Letters to the editor

To the editor,

Past work done by Foth Engineering, one of the consultants working on the PolyMet and Twin Metals projects in northeastern Minnesota, has come under fire in a new report authored by hydrogeologist Robert E. Moran. Moran, who reviewed Foth’s work on the Flambeau Mine near Ladysmith, Wis., identified numerous questionable practices that have come back to haunt the community.

After an extensive review of historical and modern Flambeau Mine documents, Moran concluded: “Flambeau ground and surface water quality is being and has been degraded—despite years of industry public relations statements touting the success of the Flambeau Mining Company (FMC) operation.”

He added: “For decades, some of the most relevant data and the most significant water-related impacts have been withheld from public view.”

He noted:

• All routine Flambeau groundwater monitoring data are from filtered samples, from which some, if not most of the chemical components have been removed, thereby lowering the original concentrations.

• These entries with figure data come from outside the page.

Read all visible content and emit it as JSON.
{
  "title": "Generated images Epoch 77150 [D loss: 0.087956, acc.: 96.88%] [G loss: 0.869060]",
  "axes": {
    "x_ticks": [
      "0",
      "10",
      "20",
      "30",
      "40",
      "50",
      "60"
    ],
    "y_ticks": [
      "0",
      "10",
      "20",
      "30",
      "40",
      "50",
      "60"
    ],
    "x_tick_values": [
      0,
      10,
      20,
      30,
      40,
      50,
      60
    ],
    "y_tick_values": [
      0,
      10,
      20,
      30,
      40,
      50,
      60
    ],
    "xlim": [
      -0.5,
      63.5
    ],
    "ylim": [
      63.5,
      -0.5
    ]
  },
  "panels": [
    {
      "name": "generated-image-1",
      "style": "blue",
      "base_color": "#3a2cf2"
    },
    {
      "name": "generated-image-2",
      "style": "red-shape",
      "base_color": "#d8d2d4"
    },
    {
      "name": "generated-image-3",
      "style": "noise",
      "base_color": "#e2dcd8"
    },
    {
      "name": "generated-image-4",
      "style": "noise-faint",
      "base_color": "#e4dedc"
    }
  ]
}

• The number and location of monitoring wells along the mine’s so-called “compliance boundary” (where drinking water standards are enforced by the state) are inadequate. There is only one nested well along the entire 3.5-mile boundary encircling the mine, and it appears to be positioned outside the main ground water flow path identified by FMC.

• FMC’s Flambeau River surface water monitoring is “totally inadequate.” No sampling has been done in the river immediately adjacent to the backfilled pit, even though Foth’s own modeling showed that groundwater flowing through the waste rock in the pit would “flow directly into the bed of the Flambeau River.”

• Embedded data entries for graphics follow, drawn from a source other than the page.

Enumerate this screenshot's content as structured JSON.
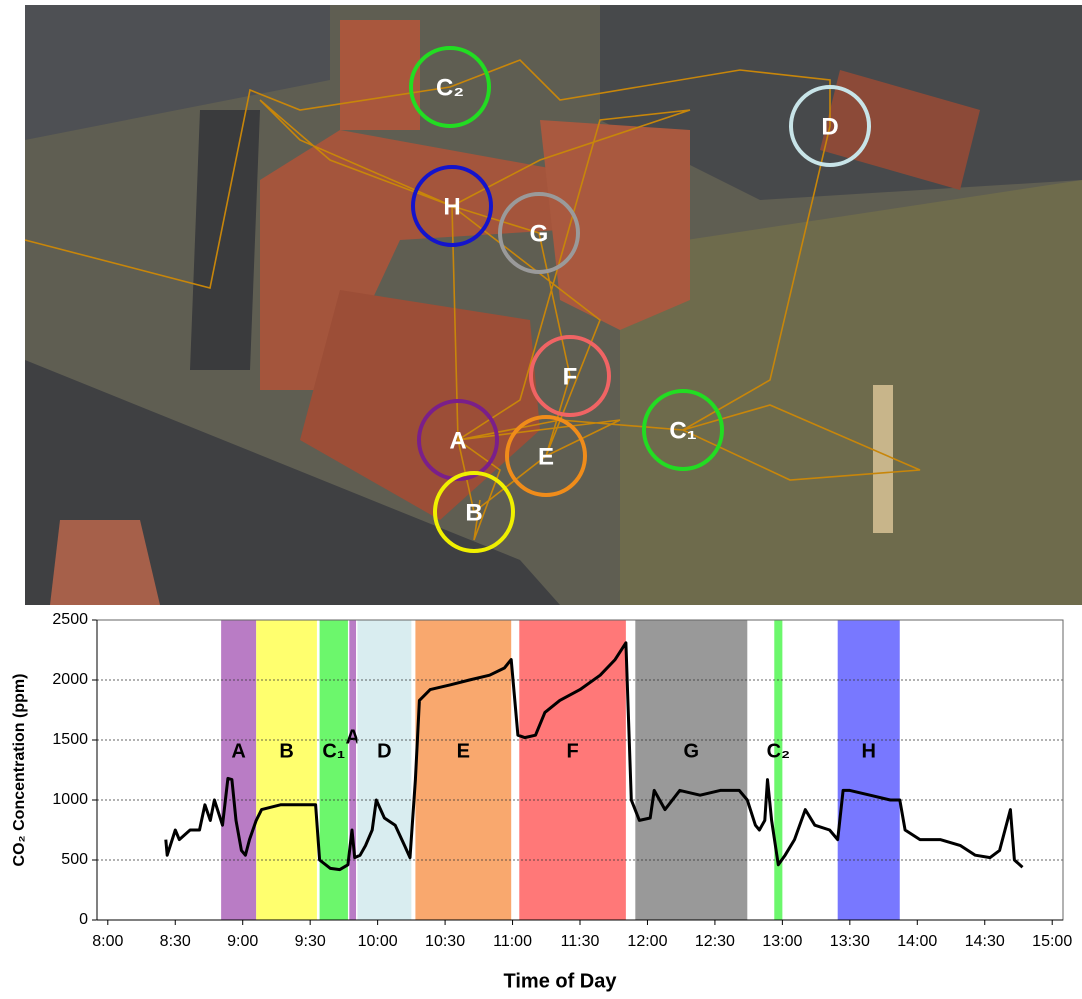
{
  "map": {
    "markers": [
      {
        "label": "C₂",
        "color": "#22dd22"
      },
      {
        "label": "D",
        "color": "#c8e4e8"
      },
      {
        "label": "H",
        "color": "#1414cc"
      },
      {
        "label": "G",
        "color": "#9a9a9a"
      },
      {
        "label": "F",
        "color": "#f06464"
      },
      {
        "label": "C₁",
        "color": "#22dd22"
      },
      {
        "label": "A",
        "color": "#7a1f8a"
      },
      {
        "label": "E",
        "color": "#f08c1a"
      },
      {
        "label": "B",
        "color": "#f0f000"
      }
    ]
  },
  "chart_data": {
    "type": "line",
    "x_label": "Time of Day",
    "y_label": "CO₂ Concentration (ppm)",
    "xlim": [
      7.92,
      15.08
    ],
    "ylim": [
      0,
      2500
    ],
    "xticks": [
      {
        "value": 8,
        "label": "8:00"
      },
      {
        "value": 8.5,
        "label": "8:30"
      },
      {
        "value": 9,
        "label": "9:00"
      },
      {
        "value": 9.5,
        "label": "9:30"
      },
      {
        "value": 10,
        "label": "10:00"
      },
      {
        "value": 10.5,
        "label": "10:30"
      },
      {
        "value": 11,
        "label": "11:00"
      },
      {
        "value": 11.5,
        "label": "11:30"
      },
      {
        "value": 12,
        "label": "12:00"
      },
      {
        "value": 12.5,
        "label": "12:30"
      },
      {
        "value": 13,
        "label": "13:00"
      },
      {
        "value": 13.5,
        "label": "13:30"
      },
      {
        "value": 14,
        "label": "14:00"
      },
      {
        "value": 14.5,
        "label": "14:30"
      },
      {
        "value": 15,
        "label": "15:00"
      }
    ],
    "yticks": [
      0,
      500,
      1000,
      1500,
      2000,
      2500
    ],
    "grid": true,
    "bands": [
      {
        "label": "A",
        "start": 8.84,
        "end": 9.1,
        "color": "#b97cc5"
      },
      {
        "label": "B",
        "start": 9.1,
        "end": 9.55,
        "color": "#ffff6e"
      },
      {
        "label": "C₁",
        "start": 9.57,
        "end": 9.78,
        "color": "#6cf76c"
      },
      {
        "label": "A",
        "start": 9.79,
        "end": 9.84,
        "color": "#b97cc5"
      },
      {
        "label": "D",
        "start": 9.85,
        "end": 10.25,
        "color": "#d9edf0"
      },
      {
        "label": "E",
        "start": 10.28,
        "end": 10.99,
        "color": "#f9a86e"
      },
      {
        "label": "F",
        "start": 11.05,
        "end": 11.84,
        "color": "#ff7878"
      },
      {
        "label": "G",
        "start": 11.91,
        "end": 12.74,
        "color": "#999999"
      },
      {
        "label": "C₂",
        "start": 12.94,
        "end": 13.0,
        "color": "#6cf76c"
      },
      {
        "label": "H",
        "start": 13.41,
        "end": 13.87,
        "color": "#7878ff"
      }
    ],
    "series": [
      {
        "color": "#000000",
        "x": [
          8.43,
          8.44,
          8.5,
          8.53,
          8.61,
          8.68,
          8.72,
          8.76,
          8.79,
          8.85,
          8.89,
          8.92,
          8.95,
          8.99,
          9.02,
          9.05,
          9.1,
          9.14,
          9.28,
          9.42,
          9.54,
          9.57,
          9.65,
          9.72,
          9.78,
          9.81,
          9.83,
          9.87,
          9.91,
          9.96,
          9.99,
          10.05,
          10.13,
          10.2,
          10.24,
          10.28,
          10.31,
          10.39,
          10.54,
          10.68,
          10.83,
          10.94,
          10.99,
          11.04,
          11.09,
          11.17,
          11.24,
          11.35,
          11.5,
          11.65,
          11.76,
          11.84,
          11.88,
          11.94,
          12.02,
          12.05,
          12.13,
          12.24,
          12.39,
          12.54,
          12.68,
          12.74,
          12.8,
          12.83,
          12.87,
          12.89,
          12.92,
          12.97,
          13.02,
          13.09,
          13.17,
          13.24,
          13.35,
          13.41,
          13.45,
          13.5,
          13.65,
          13.8,
          13.87,
          13.91,
          14.02,
          14.17,
          14.32,
          14.43,
          14.54,
          14.61,
          14.65,
          14.69,
          14.72,
          14.78
        ],
        "values": [
          670,
          540,
          750,
          670,
          750,
          750,
          960,
          830,
          1000,
          790,
          1180,
          1170,
          830,
          580,
          540,
          670,
          830,
          920,
          960,
          960,
          960,
          500,
          430,
          420,
          460,
          750,
          520,
          540,
          620,
          750,
          1000,
          850,
          790,
          620,
          520,
          1170,
          1830,
          1920,
          1960,
          2000,
          2040,
          2100,
          2170,
          1540,
          1520,
          1540,
          1730,
          1830,
          1920,
          2040,
          2170,
          2310,
          1000,
          830,
          850,
          1080,
          920,
          1080,
          1040,
          1080,
          1080,
          1000,
          790,
          750,
          830,
          1170,
          830,
          460,
          540,
          670,
          920,
          790,
          750,
          670,
          1080,
          1080,
          1040,
          1000,
          1000,
          750,
          670,
          670,
          620,
          540,
          520,
          580,
          750,
          920,
          500,
          440
        ]
      }
    ]
  }
}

Moran also commented on the inaccuracy of some of Foth’s predictions regarding the extent of groundwater pollution expected at the Flambeau site and stated:

“The narrative ‘predictions’ made by [Foth] in the various permit-related and annual reports appear to be largely naive geochemically and hydrogeologically … most useful for obtaining permits, less so for generating quantitatively-reliable predictions.”

Moran concluded his report by stating: “In short, the Flambeau Mine is the poster child for a severely-flawed permitting and oversight process that has likely generated long-term public liabilities.”